Retail sales grew at a record pace in the past three months as lockdown restrictions eased and shoppers returned to high streets, according to the latest industry data.
Total sales rose 10.4 per cent in the three months to June, the latest British Retail Consortium (BRC) monitor showed.
The research also indicated that the recovery gathered further pace in June, which saw a 13.1 per cent increase in spending.
Curbs on overseas travel meant that many people spent more on “staycations” at home or used money they would have spent on holiday for other purchases, the BRC said.
BRC chief executive Helen Dickinson said sales had been boosted by growing confidence and the “continued unleashing” of consumer demand.
“The second quarter of 2021 saw exceptional growth as the gradual unlocking of the UK economy encouraged a release of pent-up demand built up over previous lockdowns,” Ms Dickinson said.
“Fashion and footwear did well while the sun was out in the first half of June, while the start of Euro 2020 provided a boost for TVs, snack food and beer.”
Non-food stores, such as fashion and homeware retail, saw like-for-like sales jump by 47 per cent during the most recent quarter while food sales were up 7.9 per cent.
The data came as Boris Johnson confirmed that lockdown measures will end on 19 July but warned that “we cannot simply revert to life as it was before Covid”.
While retailers are expected to see a further boost in coming months as households spend savings they have accumulated during the pandemic, analysts warned that the sector still faces major problems.
Paul Martin, UK head of retail at KPMG, said: “Retailers are facing challenges on a number of fronts, particularly convincing consumers that it’s safe to shop in store as restrictions around mask wearing and social distancing come to an end.
“With travel now looking to be back on the agenda for summer and government Covid-19 support packages slowly coming to an end, retailers will be hoping that the feel-good factor from Euro 2020 and lifting of Covid restrictions will give the high street the summer boost it needs.”
Separate figures from Barclaycard showed that credit-card spending jumped 11.1 per cent last month, providing further evidence of a consumer-led recovery.
Spending in pubs was particularly strong, rising 38.1 per cent.
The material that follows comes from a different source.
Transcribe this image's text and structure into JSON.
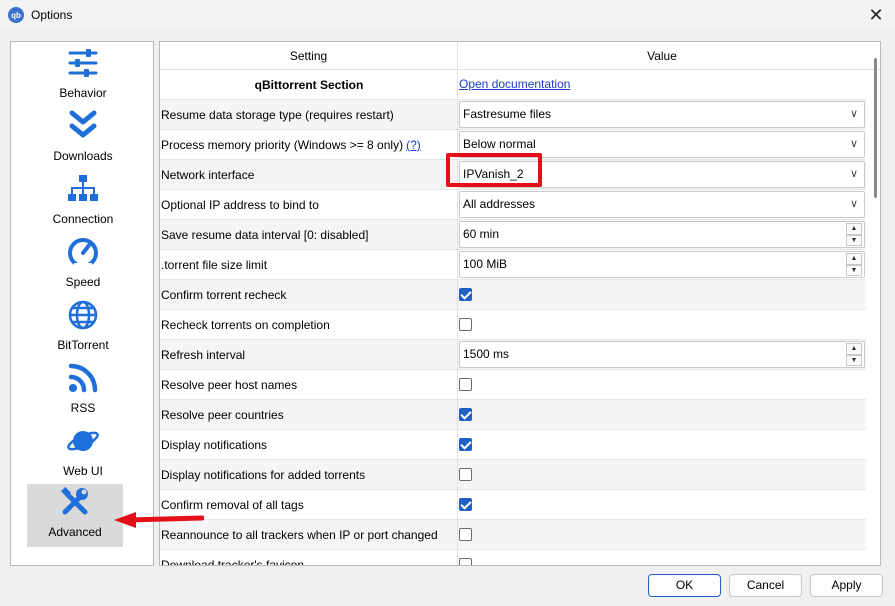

Raheel Ahmed, head of consumer products at Barclaycard, said: “June saw Brits flock back to pubs, bars and beer gardens to watch the football and tennis on the big screens, as the heatwave early in the month encouraged many of us to get out in the sunshine and socialise.
“The start of the Olympics and the expected easing of restrictions later this month should continue to lift spirits and provide more opportunities for get-togethers, whether that’s a weekend break, a meal out or to celebrate sporting victories.
“It’s great to see Brits making up for lost time over the past year.”